Cognos Analytics, multiple columns in crosstab but only one row in measure - business-intelligence

I have a problem where in a crosstab with multiple columns there are multiple rows of measures where I would only like to have one.
The crosstab looks like this:
|-----Amount-----|
SITE-----|---PERSON---|----------------|
----------------------|----------------|
SITE1 | James | 45 |
SITE2 | John | 34 |
SITE2 | Jones | 34 |
SITE3 | Jane | 54 |
----------------------|----------------|
TOTAL-----------------| 167 |
So the first column is the site, the second one people on the site (notice that site2 has two people). The structure is simplified, but you get the point.
what I would like to have is the following structure:
|-----Amount-----|
SITE-----|---PERSON---|----------------|
----------------------|----------------|
SITE1 | James | 45 |
SITE2 | John | 34 |
SITE2 | Jones | |
SITE3 | Jane | 54 |
----------------------|----------------|
TOTAL-----------------| 133 |
So the measure rows are generated only from the site column, not from site and person columns. This way I can calculate the total amount across sites, not across persons. Currently the duplicate row(s) cause the total value to be higher than it actually is.
Is there a way to achieve this using crosstab, or do I need to think some other approach (second list to show sites and persons) for this use-case.
<--------------------EDIT-------------------->
I have mistakenly explained the amount column in my example. I have a table containing sales events and the amount measure should actually be the number of sales events per site. So what I'm trying to achieve is an question: For a given type of a sales event list the sites where these sales occurred, list the persons working on that site and list the total number of sales events on said site. So basically I'm fetching all the sales events with some filter (type=something). These sales events have a site where they occurred. that site has zero to n employees. So there's one inner join between sales event and site, and outer join between site and person table. The SQL query returns data like this:
sales_event_1|site1|James|type1|subtype2
sales_event_2|site2|John|type1|subtype1
sales_event_2|site2|Jones|type1|subtype1
sales_event_3|site2|John|type1|subtype2
sales_event_3|site2|Jones|type1|subtype2
sales_event_4|site3|Jane|type1|subtype1
...
So the crosstab structure is the following:
Rows= site|person
Columns= subtype
measure= count (distinct [sales_event_id] for [site])
And crosstab looks something like this:
|-----subtype1----|-----subtype2----|-----total----|
SITE-----|---PERSON---|-----------------|-----------------|--------------|
----------------------|-----------------|-----------------|--------------|
SITE1 | James | 35 | 10 | 45 |
SITE2 | John | 20 | 14 | 34 |
SITE2 | Jones | 20 | 14 | 34 |
SITE3 | Jane | 54 | 0 | 54 |
--------------------------|-------------|-----------------|--------------|
TOTAL-----------------|-----------------|-----------------| 133 |
I hope this helps you guys.

Create a new data item
total([Sales] for [Site])
Use that as the metric for the crosstab
Next, click on the metric, and set the property Group Span to be [Site]
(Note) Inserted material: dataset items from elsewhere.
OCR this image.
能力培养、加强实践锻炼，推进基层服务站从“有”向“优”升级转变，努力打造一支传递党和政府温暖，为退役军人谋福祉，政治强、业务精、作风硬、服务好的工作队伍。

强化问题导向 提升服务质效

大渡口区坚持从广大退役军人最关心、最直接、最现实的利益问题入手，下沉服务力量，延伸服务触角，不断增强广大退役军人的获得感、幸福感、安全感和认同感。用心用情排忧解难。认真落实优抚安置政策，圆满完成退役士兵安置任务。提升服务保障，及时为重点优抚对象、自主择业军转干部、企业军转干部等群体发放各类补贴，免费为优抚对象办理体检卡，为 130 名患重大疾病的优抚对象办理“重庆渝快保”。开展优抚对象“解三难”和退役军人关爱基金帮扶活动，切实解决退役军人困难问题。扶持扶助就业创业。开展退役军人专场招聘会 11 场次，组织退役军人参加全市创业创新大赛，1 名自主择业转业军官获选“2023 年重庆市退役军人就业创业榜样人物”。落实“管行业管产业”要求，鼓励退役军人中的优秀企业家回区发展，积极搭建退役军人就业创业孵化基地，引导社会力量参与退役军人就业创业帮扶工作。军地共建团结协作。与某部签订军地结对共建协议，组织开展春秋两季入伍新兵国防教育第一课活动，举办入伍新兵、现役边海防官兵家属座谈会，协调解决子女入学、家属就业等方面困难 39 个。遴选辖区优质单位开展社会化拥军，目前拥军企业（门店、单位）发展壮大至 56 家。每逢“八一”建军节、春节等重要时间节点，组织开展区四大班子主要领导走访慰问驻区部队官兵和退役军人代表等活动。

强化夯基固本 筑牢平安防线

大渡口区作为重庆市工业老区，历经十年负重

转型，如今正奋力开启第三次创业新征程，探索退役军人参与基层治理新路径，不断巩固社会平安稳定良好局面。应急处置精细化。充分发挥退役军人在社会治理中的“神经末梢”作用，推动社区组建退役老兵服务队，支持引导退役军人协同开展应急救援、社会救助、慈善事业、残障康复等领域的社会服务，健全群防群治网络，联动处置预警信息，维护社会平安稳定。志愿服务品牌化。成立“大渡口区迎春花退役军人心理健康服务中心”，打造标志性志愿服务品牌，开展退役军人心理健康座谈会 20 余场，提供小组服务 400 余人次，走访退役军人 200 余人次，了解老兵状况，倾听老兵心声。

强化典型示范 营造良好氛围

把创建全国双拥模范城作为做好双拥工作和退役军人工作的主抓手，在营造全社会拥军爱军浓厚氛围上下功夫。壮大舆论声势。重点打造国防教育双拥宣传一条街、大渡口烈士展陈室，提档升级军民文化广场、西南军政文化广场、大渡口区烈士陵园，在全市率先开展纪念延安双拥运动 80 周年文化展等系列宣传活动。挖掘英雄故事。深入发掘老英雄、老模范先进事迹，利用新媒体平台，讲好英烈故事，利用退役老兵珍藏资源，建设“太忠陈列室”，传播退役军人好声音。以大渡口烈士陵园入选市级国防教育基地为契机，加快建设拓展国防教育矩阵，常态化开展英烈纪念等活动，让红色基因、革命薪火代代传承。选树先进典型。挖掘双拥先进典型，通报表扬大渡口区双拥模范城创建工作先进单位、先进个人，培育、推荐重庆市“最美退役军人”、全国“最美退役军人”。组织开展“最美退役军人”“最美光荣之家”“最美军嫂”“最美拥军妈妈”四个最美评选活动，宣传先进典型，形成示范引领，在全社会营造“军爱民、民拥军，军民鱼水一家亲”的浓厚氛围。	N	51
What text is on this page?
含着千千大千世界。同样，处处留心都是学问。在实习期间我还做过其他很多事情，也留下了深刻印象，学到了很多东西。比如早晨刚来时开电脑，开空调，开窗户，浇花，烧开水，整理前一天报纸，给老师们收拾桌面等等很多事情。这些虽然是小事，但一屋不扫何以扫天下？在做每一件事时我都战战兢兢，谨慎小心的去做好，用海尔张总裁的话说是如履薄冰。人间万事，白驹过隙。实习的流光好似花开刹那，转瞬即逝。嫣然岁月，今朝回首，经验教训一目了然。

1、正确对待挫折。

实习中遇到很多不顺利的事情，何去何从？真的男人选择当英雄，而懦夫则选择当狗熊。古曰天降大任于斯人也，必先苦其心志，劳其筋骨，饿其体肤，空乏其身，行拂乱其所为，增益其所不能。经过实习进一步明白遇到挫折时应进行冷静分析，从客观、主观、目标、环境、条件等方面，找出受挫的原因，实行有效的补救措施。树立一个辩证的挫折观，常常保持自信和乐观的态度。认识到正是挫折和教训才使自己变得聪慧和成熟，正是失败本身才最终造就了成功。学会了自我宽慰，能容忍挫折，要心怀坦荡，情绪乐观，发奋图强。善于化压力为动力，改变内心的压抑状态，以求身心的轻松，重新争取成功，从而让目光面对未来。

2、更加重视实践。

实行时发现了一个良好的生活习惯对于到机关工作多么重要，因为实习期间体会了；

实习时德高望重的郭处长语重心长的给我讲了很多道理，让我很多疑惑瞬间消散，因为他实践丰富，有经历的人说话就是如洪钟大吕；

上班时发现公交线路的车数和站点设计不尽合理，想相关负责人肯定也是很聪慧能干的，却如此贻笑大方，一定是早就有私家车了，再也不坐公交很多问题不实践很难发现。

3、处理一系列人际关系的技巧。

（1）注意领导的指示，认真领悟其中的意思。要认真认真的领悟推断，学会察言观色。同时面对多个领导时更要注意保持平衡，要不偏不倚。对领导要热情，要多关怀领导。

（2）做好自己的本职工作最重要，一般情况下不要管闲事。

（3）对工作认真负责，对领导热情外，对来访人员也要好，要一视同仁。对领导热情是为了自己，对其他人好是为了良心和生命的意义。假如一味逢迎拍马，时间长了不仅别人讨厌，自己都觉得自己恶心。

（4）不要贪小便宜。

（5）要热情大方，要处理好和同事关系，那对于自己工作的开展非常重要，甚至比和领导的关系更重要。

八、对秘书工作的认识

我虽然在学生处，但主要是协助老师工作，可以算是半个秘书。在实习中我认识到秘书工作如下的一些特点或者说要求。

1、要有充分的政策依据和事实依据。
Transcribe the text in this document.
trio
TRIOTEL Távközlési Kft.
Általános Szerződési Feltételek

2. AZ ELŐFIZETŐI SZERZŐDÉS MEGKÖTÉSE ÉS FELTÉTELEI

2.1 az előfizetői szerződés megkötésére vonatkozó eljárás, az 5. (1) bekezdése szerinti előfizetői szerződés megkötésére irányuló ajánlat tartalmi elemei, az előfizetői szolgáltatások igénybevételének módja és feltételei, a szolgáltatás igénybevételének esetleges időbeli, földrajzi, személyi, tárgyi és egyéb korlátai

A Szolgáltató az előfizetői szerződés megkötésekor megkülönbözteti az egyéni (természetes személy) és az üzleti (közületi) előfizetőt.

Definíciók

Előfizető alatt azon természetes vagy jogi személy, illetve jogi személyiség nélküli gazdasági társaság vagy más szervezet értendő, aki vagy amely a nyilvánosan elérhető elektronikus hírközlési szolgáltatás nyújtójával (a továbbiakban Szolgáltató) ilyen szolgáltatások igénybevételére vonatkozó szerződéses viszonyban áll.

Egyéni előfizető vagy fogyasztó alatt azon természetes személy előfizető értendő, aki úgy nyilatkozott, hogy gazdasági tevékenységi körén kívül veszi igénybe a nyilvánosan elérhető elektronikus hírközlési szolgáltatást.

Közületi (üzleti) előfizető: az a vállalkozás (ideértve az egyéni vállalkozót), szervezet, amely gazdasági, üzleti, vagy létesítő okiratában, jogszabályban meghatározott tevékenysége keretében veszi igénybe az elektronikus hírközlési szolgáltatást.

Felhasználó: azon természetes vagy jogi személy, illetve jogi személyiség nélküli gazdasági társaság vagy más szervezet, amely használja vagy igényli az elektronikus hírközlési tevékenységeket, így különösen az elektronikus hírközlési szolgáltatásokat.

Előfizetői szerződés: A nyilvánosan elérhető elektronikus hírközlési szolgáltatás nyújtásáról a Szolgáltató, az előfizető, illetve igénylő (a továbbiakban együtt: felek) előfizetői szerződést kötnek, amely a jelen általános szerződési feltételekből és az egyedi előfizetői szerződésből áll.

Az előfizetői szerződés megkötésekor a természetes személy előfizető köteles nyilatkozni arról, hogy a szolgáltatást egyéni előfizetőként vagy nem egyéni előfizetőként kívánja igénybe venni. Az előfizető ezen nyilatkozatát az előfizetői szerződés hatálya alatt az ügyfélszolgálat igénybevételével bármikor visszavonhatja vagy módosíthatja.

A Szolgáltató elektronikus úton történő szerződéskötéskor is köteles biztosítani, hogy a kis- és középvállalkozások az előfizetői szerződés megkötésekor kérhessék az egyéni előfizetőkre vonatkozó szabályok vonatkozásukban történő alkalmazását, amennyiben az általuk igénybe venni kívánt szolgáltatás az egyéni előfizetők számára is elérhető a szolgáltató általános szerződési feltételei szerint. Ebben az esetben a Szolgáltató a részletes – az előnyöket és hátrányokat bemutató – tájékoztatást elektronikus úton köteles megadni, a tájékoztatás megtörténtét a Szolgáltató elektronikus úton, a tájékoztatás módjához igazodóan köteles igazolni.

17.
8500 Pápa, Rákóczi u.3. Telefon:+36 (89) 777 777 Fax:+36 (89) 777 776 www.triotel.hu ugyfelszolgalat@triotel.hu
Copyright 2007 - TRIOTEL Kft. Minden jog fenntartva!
It is good that you understand your data well enough to recognize that you are getting the wrong results. It would help you to know that the term is double-counting.
In your case, the grain of the amount fact is on the site level. I'm assuming that person is an attribute in the same dimension (the relational thing; not the thing with members, hierarchies, and levels, although that is built on concepts from the relational thing (read Kimball )). Your report is trying to project the query below the grain of the fact and you get double counting.
You ought to have determinants defined in your model (if you are using a Framework Manager package) or column dependency (if you are using a data module). These are things set up to tell the query engine the fact grains and what objects in a dimension are at which grain, to tell the query engine how to aggregate facts in a multi-fact multi-grain situation, and how to deal with attempts to project a query below the grain of a fact.
Because it would be defined in your model, it would be available to every report that you create and every report that ordinary users create, which would be better than trying to create handling for these sorts of situations in every report you create and hoping that your ordinary users know what to do, which they probably won't.
The fact that you don't have determinants set up that would suggest that your organization's modeller might have let your team down in other ways. For example, not handling role-playing and disambiguating query paths.

Related

Filter after grouping columns in Power BI

I want to accomplish something easy to understand (and maybe easy to do but I can't find a way...).
I have a table which represents the date when a client has bought something.
Let's have this example:
=============================================
Purchase_id | Purchase_date | Client_id
=============================================
1 | 2016/03/02 | 1
---------------------------------------------
2 | 2016/03/02 | 2
---------------------------------------------
3 | 2016/03/11 | 3
---------------------------------------------
I want to create a single number card which will be the average of purchase realised by day.
So for this example, the result would be:
Result = 3 purchases / 2 different days = 1.5
I managed doing it by grouping in my query by Purchase_date and my new column is the number of rows.
It gives me the following query:
==================================
Purchase_date | Number of rows
==================================
2016/03/02 | 2
----------------------------------
2016/03/11 | 1
----------------------------------
Then I put the field Number of rows in a single number card, selecting "Average".
I have to precise that I am using Direct Query with SQL Server.
But the problem is that I want to have a filter on the Client_id. And once I do the grouping, I lose this column.
Is there a way to have this Client_id as a parameter?
Maybe even the fact of grouping is not the right solution here.
Thank you in advance.
You can create a measure to calculate this average.
From Power BI's docs:
The calculated results of measures are always changing in response to
your interaction with your reports, allowing for fast and dynamic
ad-hoc data exploration
This means filtering client_id's will change the measure accordingly.
Here is an easy way of defining this measure:
Result = DISTINCTCOUNT(tableName[Purchase_date])/DISTINCTCOUNT(tableName[Purchase_id])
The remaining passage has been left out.